27/01/2023 às 10h50min - Atualizada em 27/01/2023 às 10h50min

Universitário obtém direito a transferência de faculdade para cuidar do pai

Decisão é da desembargadora Lourdes Azevedo; universidade privada de Natal deverá efetuar a transferência da matrícula de um estudante para o curso de Medicina

Decisão é da desembargadora Lourdes Azevedo
A desembargadora Lourdes Azevedo determinou, liminarmente, que uma universidade privada de Natal efetue a transferência da matrícula de um estudante para o curso de Medicina, no período letivo 2023.1 e seguintes, sendo promovidas, para tanto, as necessárias adequações com relação à grade curricular, inclusive com relação as matérias que já foram pagas anteriormente. Caso não cumpra o determinado pela Justiça, foi estipulada o pagamento de multa no valor de R$ 500,00 por dia de descumprimento da decisão.
 
A decisão atende a recurso interposto pelo universitário contra decisão em primeiro grau que indeferiu a pretensão de urgência pleiteada pelo aluno. No recurso, ele esclareceu ser aluno do curso de Medicina em uma faculdade particular de Mossoró, tendo ingressado através de vestibular, e estar cursando regularmente o segundo período. Alegou que tem vivido situação bastante delicada porque seu pai está acometido de quadro de Parkinsonismo, cujo tratamento é realizado na cidade de Natal, onde reside e possui núcleo familiar constituído.
 
O estudante alegou também que, por cursar a faculdade em Mossoró, encontra-se impossibilitado de acompanhar o tratamento do seu pai que, por sua vez, fica prejudicado sem a sua ajuda, único familiar com condições de prestar assistência, pois sua mãe é idosa. Disse ainda que seu pai segue com limitações para suas atividades da vida cotidiana, necessitando de auxílio em alguns momentos do dia e precisando fazer sessões de fisioterapia três vezes por semana.
 
Argumentou que embora exista legislação regulamentando as transferências entre as instituições de ensino, na situação dele deve prevalecer o direito constitucional à saúde e educação, como têm decidido as 1ª e 2ª Câmaras Cíveis do Tribunal de Justiça do Rio Grande do Norte.
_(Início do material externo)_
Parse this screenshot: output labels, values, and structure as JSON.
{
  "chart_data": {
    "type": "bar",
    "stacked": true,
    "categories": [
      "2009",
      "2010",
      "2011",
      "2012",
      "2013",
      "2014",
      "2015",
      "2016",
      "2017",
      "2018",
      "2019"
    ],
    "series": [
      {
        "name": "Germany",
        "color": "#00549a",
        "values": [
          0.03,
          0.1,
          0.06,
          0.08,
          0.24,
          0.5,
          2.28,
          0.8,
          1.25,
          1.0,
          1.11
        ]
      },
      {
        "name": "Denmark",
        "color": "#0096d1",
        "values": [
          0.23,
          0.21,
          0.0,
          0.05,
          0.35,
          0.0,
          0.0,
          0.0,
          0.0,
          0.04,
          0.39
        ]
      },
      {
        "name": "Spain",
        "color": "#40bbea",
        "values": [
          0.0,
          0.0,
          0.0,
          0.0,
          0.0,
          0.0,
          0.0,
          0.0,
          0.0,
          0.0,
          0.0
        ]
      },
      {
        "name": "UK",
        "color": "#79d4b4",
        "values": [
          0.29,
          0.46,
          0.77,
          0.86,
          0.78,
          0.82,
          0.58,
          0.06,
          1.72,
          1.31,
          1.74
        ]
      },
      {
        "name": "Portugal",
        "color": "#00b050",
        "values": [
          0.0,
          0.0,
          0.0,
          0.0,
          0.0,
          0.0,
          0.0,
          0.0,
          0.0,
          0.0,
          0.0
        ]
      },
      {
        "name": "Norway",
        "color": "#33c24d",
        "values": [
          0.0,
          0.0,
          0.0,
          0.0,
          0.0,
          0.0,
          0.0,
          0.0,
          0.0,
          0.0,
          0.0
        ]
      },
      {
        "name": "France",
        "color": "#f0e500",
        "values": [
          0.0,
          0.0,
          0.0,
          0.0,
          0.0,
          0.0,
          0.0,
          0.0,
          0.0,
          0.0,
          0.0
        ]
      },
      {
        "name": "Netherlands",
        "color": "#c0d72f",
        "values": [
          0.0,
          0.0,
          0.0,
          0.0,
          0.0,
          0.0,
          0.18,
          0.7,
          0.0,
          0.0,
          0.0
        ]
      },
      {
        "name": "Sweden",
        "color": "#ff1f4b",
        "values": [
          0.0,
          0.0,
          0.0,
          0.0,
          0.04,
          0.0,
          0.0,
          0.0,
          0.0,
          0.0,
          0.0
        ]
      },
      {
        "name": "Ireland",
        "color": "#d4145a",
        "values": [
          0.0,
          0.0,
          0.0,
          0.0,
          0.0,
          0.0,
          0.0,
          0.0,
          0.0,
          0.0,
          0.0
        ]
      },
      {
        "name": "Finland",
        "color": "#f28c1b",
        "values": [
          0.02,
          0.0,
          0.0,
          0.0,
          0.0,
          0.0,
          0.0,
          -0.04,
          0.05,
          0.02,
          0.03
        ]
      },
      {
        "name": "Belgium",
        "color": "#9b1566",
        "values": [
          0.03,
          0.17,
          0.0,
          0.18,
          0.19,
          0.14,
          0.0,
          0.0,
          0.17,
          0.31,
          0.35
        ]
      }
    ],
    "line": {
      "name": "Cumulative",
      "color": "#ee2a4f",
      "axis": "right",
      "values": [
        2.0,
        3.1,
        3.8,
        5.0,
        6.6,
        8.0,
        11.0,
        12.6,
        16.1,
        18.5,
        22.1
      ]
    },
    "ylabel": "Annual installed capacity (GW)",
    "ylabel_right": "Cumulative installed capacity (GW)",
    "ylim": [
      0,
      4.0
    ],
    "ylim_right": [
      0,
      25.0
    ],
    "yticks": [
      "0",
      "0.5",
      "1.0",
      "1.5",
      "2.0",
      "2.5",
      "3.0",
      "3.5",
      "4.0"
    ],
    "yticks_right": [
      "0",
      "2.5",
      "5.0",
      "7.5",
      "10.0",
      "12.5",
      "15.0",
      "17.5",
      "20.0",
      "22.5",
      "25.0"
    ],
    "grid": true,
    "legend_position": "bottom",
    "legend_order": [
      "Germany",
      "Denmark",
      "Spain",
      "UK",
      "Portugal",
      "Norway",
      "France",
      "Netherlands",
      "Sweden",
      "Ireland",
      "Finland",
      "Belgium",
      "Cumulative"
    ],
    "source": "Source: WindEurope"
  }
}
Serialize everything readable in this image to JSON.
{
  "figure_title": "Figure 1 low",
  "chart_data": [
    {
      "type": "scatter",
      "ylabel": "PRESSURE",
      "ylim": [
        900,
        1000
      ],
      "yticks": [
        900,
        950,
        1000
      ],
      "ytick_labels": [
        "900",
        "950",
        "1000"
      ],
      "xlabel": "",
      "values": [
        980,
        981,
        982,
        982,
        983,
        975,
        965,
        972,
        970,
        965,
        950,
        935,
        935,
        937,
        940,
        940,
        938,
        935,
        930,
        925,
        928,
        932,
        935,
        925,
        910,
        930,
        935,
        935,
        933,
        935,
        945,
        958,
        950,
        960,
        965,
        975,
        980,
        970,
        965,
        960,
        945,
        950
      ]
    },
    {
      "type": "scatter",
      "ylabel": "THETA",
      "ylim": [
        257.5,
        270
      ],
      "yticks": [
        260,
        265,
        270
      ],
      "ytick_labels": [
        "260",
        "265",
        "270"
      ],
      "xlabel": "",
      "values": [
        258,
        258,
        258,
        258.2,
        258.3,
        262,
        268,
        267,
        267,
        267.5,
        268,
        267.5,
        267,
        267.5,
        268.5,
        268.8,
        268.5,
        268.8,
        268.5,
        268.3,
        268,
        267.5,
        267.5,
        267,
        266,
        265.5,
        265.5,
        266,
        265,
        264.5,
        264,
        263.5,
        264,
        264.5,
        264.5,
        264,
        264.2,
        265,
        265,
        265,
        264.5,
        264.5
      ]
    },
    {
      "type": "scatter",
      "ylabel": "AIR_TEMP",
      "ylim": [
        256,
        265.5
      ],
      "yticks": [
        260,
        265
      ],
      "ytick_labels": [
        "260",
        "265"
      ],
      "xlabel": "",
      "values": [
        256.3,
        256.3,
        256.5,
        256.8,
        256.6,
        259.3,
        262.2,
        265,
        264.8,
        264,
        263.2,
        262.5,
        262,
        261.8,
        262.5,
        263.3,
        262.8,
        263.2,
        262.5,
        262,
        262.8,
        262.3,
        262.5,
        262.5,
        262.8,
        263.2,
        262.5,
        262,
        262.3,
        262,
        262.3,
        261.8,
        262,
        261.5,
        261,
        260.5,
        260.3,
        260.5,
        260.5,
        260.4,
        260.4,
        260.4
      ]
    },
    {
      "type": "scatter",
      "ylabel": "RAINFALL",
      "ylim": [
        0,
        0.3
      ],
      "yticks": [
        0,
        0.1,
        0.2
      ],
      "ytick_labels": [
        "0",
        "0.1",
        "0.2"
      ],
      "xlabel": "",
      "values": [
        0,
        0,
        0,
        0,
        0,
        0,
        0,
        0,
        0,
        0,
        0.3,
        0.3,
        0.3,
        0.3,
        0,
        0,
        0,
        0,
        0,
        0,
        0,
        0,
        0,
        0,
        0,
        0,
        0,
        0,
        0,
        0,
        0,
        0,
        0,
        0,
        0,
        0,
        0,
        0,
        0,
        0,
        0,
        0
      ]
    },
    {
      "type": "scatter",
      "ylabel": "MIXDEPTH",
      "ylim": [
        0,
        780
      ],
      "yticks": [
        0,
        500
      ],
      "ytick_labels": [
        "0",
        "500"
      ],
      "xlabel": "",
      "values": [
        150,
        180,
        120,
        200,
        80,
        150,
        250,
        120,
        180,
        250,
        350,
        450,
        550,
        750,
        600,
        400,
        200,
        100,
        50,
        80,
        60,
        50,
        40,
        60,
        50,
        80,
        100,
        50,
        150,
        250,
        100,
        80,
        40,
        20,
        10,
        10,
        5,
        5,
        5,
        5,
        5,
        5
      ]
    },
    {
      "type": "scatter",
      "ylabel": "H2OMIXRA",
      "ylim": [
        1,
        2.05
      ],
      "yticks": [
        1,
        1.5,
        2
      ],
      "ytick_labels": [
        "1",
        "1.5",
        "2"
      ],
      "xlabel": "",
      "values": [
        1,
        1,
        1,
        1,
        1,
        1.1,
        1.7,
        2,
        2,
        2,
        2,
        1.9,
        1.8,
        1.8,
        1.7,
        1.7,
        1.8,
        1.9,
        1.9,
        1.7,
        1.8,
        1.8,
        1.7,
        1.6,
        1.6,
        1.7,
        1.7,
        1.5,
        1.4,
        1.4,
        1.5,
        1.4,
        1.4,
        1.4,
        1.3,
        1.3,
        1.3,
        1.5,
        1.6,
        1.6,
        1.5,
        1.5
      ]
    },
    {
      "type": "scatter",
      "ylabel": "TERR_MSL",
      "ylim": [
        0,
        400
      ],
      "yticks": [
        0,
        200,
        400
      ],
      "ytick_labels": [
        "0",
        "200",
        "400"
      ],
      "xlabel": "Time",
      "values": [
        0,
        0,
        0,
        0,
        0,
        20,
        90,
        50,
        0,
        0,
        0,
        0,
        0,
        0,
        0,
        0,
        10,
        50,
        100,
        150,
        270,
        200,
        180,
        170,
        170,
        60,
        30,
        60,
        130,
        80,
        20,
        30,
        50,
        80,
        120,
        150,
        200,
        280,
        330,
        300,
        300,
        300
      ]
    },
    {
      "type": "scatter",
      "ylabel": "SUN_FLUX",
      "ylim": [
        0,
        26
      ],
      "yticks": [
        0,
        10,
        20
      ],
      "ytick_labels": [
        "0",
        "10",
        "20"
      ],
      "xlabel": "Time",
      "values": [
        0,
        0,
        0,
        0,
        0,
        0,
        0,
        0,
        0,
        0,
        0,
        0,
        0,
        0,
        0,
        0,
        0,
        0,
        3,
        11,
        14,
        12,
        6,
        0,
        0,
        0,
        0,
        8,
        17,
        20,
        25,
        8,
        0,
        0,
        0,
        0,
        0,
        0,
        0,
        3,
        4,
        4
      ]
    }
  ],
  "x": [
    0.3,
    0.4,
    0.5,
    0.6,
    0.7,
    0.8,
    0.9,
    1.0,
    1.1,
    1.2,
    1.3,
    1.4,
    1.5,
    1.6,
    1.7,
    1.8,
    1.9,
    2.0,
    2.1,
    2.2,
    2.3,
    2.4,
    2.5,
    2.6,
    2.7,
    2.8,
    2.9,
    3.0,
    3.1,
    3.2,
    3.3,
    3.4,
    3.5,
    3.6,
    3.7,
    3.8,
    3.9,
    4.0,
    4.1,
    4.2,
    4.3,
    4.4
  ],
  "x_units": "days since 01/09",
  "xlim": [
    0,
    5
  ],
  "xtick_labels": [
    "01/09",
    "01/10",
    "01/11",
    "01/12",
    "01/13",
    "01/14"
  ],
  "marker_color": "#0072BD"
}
Defendeu ainda a impossibilidade de mudança de seu domicílio do núcleo familiar para a realização do tratamento do pai é direito fundamental à saúde e que não é determinada pela sua vontade, mas por circunstâncias externas, assim como pelos riscos advindos da interrupção ou mesmo modificação do tratamento.
 
Necessidade
 
Ao analisar a demanda, a relatora verificou que o universitário demonstrou satisfatoriamente a existência dos requisitos necessários a alcançar o pleito liminar pretendido. Ela teve por base em sua decisão documentos levados aos autos, como “Relatório Médico” firmado por Médico Neurocirurgião revela que o pai do estudante possui quadro de Parkinsonismo desde 2015 e “apesar do tratamento, segue com limitações para suas atividades da vida cotidiana”.
 
Lourdes Azevedo também considerou os laudos médicos assinados pelos médicos neurologistas que reforçam o que atestou o relatório, solicitação de fisioterapia motora três vezes por semana, além de documento dando conta que a mãe do autor possui 61 anos de idade.
 
“Nesse sentido, ante as particularidades do caso, reputo demonstrada a necessidade da permanência do recorrente nesta urbe, de modo que entendo que não se mostra hábil, nessa fase processual, limitar as alternativas possíveis ao restabelecimento da saúde do genitor do agravante que, por sua vez, contará com o acompanhamento do recorrente cotidianamente”, concluiu.